Biomarkers for Malignant Potential in Vocal Fold Leukoplakia: A State of the Art Review

Objective: To explore biomarkers that are candidates for understanding potential degeneration to malignancy of vocal fold leukoplakia (VFL), with the goal of guiding future diagnostic and treatment recommendations. Data Sources: PubMed and Medline search engines. Review Methods: A systematic review was conducted by searching the following key words: vocal fold or laryngeal, coupled with leukoplakia or dysplasia, and combined with the term prognostic markers. We collated the biomarkers and their significance, followed by observing the power of their evidence by assessing the quality of the studies according to guidelines of tumor marker prognostic studies (REMARK).
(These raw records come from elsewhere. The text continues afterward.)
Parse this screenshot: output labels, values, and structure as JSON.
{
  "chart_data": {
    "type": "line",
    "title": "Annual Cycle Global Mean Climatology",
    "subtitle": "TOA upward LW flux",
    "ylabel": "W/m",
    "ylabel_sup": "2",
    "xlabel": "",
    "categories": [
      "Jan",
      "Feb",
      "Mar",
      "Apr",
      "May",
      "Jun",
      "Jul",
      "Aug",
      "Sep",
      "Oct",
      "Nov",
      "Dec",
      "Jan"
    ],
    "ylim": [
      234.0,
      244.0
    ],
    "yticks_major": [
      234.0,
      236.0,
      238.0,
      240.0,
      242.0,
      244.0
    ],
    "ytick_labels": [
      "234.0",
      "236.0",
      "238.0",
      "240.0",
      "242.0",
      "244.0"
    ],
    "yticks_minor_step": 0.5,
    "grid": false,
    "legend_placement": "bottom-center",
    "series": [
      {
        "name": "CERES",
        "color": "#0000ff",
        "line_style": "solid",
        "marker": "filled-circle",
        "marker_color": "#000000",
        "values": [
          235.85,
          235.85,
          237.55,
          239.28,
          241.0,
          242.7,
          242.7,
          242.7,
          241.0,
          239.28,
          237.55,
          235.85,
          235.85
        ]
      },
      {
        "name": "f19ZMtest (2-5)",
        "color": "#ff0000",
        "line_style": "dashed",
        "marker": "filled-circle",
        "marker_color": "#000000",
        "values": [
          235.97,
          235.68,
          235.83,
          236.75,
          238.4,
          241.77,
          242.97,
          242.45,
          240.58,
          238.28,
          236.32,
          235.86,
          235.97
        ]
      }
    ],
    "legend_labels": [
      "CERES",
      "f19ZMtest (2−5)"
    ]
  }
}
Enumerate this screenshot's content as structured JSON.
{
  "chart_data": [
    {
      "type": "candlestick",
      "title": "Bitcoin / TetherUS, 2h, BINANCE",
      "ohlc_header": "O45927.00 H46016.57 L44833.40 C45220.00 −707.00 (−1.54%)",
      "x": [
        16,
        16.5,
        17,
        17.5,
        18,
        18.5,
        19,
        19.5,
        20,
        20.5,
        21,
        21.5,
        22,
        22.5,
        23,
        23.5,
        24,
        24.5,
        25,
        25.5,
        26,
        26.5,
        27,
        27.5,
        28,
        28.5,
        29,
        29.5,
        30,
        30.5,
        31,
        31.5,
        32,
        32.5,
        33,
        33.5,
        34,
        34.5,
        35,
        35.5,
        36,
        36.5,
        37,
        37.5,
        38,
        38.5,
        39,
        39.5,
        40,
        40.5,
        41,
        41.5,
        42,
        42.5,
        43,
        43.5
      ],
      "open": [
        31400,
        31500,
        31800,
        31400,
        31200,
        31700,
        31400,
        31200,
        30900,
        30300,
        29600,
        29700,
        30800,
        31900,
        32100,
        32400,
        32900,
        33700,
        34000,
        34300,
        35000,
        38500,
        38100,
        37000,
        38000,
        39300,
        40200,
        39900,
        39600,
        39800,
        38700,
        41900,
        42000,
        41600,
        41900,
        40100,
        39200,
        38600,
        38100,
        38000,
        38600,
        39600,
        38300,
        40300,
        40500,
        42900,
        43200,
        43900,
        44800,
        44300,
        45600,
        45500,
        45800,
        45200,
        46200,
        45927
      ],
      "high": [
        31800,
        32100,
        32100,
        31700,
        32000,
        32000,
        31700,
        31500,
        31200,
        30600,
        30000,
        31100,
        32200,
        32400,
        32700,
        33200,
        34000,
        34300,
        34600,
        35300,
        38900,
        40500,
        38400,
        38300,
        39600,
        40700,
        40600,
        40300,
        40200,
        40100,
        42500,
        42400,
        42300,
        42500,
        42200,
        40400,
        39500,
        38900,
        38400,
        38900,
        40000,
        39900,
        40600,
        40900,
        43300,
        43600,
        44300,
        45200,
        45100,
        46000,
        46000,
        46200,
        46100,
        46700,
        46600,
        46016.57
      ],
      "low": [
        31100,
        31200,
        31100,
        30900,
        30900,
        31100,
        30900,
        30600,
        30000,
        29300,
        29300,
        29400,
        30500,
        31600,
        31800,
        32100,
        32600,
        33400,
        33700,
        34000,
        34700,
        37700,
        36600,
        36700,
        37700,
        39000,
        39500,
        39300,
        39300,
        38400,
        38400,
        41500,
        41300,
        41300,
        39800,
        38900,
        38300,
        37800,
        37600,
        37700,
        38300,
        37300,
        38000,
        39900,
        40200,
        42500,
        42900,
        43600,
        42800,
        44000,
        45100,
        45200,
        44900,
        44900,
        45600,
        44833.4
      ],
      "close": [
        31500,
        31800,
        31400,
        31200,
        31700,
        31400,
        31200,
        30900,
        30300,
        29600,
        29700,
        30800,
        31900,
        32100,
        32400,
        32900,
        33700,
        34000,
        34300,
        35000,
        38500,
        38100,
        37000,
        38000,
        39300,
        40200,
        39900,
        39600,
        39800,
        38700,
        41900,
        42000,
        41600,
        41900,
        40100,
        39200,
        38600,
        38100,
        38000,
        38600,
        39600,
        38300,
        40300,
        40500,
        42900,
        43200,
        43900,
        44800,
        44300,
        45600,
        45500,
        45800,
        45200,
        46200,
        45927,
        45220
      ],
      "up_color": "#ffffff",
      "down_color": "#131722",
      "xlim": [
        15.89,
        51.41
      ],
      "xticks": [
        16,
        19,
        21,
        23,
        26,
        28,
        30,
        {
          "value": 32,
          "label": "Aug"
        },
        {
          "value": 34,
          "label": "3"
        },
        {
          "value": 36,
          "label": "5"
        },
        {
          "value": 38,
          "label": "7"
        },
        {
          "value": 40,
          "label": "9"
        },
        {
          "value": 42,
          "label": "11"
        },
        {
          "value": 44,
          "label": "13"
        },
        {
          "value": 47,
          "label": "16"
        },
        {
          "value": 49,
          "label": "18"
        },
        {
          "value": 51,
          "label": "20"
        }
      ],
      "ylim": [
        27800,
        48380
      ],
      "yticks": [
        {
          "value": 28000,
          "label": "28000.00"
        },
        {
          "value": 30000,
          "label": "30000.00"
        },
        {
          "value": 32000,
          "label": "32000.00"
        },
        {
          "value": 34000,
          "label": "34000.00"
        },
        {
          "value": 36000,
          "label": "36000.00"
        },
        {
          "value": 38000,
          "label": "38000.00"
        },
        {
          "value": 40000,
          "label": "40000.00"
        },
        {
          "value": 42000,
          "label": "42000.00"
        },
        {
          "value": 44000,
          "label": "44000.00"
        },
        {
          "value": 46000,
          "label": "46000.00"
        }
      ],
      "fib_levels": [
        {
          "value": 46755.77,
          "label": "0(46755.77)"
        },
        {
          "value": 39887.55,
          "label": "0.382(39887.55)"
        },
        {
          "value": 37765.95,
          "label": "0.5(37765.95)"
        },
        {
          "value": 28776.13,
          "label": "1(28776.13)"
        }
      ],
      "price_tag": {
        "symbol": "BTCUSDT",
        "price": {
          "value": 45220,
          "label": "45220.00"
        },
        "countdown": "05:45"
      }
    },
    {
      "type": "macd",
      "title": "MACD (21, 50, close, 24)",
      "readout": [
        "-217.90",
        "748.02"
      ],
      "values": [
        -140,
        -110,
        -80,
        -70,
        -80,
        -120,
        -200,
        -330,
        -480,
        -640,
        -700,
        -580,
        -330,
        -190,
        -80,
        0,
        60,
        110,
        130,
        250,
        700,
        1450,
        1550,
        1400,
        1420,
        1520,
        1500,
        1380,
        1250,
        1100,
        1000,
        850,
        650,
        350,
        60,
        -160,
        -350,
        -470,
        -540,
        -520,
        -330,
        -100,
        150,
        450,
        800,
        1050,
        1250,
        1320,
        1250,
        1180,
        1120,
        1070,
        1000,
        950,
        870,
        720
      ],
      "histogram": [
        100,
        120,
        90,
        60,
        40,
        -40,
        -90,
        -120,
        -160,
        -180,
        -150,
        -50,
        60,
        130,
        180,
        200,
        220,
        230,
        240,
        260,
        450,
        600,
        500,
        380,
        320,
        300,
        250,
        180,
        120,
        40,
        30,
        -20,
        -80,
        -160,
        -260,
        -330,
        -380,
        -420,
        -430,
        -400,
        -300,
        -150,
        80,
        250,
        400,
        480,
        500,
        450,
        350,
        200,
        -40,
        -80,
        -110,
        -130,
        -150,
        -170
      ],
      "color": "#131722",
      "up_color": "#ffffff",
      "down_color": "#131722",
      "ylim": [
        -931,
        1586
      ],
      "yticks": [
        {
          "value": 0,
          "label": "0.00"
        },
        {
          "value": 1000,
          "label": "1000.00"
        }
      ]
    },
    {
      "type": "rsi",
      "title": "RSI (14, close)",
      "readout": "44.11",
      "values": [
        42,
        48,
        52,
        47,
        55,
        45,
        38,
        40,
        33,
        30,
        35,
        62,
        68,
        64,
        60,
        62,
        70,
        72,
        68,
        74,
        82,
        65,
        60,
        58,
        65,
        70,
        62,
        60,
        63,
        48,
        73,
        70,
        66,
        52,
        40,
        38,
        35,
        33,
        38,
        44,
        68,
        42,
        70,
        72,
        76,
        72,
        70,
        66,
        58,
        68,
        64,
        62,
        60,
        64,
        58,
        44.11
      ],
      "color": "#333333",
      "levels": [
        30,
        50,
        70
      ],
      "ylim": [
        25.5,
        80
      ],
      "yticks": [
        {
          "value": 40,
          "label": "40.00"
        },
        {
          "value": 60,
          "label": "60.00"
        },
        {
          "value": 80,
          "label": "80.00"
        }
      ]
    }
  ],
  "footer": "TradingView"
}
Conclusions: Prognostic biomarkers in the 16 studies are generally divided into 3 categories according to their biological roles: proliferation (Ki-67, CK-1 RS14024 SNP), cell cycle control (P53, p16, cyclin D1, p57kip2, interleukin-10 [IL-10], miR-10a, and miR-34c), cell adhesion, and invasion (neutrophil-to-lymphocyte ratio, OPN/CD44v6 axis, MMP-1, vascular endothelial growth factor A, MMP-9, serpin peptidase inhibitor 1, plasminogen activator, CTNN/B1, β-catenin, NANOG, HERG1). The prognostic use of these biomarkers is limited due to the variable methodologies, study design, assay methods, and statistical analysis performed. Implications for Practice: Prognostic factors in vocal fold leukoplakia have important clinical implications regarding the potential for malignant degeneration. Although further study is needed, the currently available evidence suggests that p53, p16, cyclin D1, IL-10, NLR, OPN and CD44v6, CTNNB1, and CTTN and FAK might be of particular interest in determining prognosis of VFL as related to malignancy. Future, large, well-designed, prospective studies are expected to determine the prognostic power of these biomarkers before their implementation in routine clinical practice.